Au cœur de Casa de Campo, l'un des domaines les plus convoités des Caraïbes, La Philia s'ouvre comme une parenthèse de lumière. Marbre travertin, palmeraies majestueuses et bassins-miroirs y composent une architecture tropicale d'une rare élégance.
Conçue pour recevoir comme pour se retirer, la villa cultive l'art du grand espace : volumes cathédrale, transparences sur le jardin, et cette douceur du dehors que l'on ne quitte jamais vraiment. Une demeure pensée comme un refuge — généreux, intime, intemporel.
Une piscine à débordement file vers la palmeraie, prolongée d'un lit de repos suspendu au-dessus de l'eau. À la tombée du jour, les troncs s'illuminent et les orchidées blanches dessinent une allée de lumière. Bassin à remous intégré, larges terrasses en pierre : tout invite à la lenteur.

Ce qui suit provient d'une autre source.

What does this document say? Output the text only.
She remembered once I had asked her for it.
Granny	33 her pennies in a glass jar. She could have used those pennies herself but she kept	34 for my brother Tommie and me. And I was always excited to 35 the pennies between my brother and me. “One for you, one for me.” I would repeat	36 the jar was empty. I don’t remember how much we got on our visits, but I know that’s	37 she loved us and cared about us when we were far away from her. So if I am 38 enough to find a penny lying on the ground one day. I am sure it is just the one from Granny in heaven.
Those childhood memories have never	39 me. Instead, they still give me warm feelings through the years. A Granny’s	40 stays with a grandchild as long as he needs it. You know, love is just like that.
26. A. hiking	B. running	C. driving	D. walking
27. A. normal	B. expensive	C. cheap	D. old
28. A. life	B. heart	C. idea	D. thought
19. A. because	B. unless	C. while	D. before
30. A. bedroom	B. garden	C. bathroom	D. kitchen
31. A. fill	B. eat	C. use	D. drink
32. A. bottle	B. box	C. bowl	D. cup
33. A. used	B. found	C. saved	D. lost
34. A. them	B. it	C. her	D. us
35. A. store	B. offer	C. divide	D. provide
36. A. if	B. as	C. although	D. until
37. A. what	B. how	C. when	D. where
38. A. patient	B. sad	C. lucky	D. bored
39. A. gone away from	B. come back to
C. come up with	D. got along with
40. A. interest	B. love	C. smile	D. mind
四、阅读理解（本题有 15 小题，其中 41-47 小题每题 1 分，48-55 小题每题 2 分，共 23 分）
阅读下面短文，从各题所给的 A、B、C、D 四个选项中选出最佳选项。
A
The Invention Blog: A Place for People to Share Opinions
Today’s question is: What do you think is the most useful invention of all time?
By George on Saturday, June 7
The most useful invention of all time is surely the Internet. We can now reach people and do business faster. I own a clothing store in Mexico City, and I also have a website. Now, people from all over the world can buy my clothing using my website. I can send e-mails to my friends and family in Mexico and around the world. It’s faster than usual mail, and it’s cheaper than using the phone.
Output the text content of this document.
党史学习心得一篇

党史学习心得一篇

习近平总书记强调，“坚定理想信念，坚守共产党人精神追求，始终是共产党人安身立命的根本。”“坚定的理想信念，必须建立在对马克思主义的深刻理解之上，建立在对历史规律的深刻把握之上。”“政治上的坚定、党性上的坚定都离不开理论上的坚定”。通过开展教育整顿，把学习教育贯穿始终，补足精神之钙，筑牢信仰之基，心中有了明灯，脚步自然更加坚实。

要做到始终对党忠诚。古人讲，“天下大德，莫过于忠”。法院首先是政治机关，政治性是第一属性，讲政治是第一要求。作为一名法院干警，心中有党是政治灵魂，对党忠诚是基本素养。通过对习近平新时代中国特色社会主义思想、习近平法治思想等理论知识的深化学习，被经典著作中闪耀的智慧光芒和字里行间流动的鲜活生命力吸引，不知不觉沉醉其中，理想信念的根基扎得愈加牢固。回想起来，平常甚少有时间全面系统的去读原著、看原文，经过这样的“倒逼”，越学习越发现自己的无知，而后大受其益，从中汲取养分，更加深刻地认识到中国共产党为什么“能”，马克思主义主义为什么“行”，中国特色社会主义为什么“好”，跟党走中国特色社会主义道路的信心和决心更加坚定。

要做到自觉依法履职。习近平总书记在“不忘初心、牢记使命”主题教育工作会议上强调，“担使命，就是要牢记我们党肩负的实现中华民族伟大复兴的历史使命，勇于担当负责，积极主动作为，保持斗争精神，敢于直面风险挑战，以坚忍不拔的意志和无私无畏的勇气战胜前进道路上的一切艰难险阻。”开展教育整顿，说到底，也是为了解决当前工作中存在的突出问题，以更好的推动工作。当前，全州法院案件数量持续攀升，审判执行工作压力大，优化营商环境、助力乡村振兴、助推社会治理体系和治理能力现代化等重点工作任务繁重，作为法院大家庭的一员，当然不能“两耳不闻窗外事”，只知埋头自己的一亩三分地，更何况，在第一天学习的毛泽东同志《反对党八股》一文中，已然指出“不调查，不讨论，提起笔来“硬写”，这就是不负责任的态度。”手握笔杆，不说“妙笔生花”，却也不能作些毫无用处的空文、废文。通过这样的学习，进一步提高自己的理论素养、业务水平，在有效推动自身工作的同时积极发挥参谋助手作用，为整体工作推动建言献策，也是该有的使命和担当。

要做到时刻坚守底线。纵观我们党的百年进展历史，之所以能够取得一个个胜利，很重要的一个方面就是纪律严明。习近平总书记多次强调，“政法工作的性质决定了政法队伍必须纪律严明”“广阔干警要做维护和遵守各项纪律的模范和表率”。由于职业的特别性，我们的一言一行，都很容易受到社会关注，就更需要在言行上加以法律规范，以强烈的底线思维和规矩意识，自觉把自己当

Le grand salon s'élève sous une charpente blanche et un lustre sculptural, baigné de lumière par d'immenses baies ouvertes sur la palmeraie. Un hall d'apparat bordé d'un bassin réfléchissant et un salon plus intime complètent la demeure : autant de scènes pour vivre, ensemble ou à l'écart.
Des suites lumineuses, vêtues de bois clair et de textiles dominicains, s'ouvrent de plain-pied sur le jardin. Plafonds à poutres, ventilateurs sculptés et terrasses privatives prolongent la quiétude jusqu'au réveil — chacune avec sa palette, toujours sereine.
Travertin chaud, baignoire sculpturale et douche à l'italienne ouverte sur un patio planté : les salles de bains se vivent comme de petits spas privés, entre minéral et végétal.
Domaine privé de référence des Caraïbes, Casa de Campo réunit golfs de championnat, marina, plages et terrains de polo dans un écrin de sécurité absolue — à quelques minutes seulement de son aéroport international.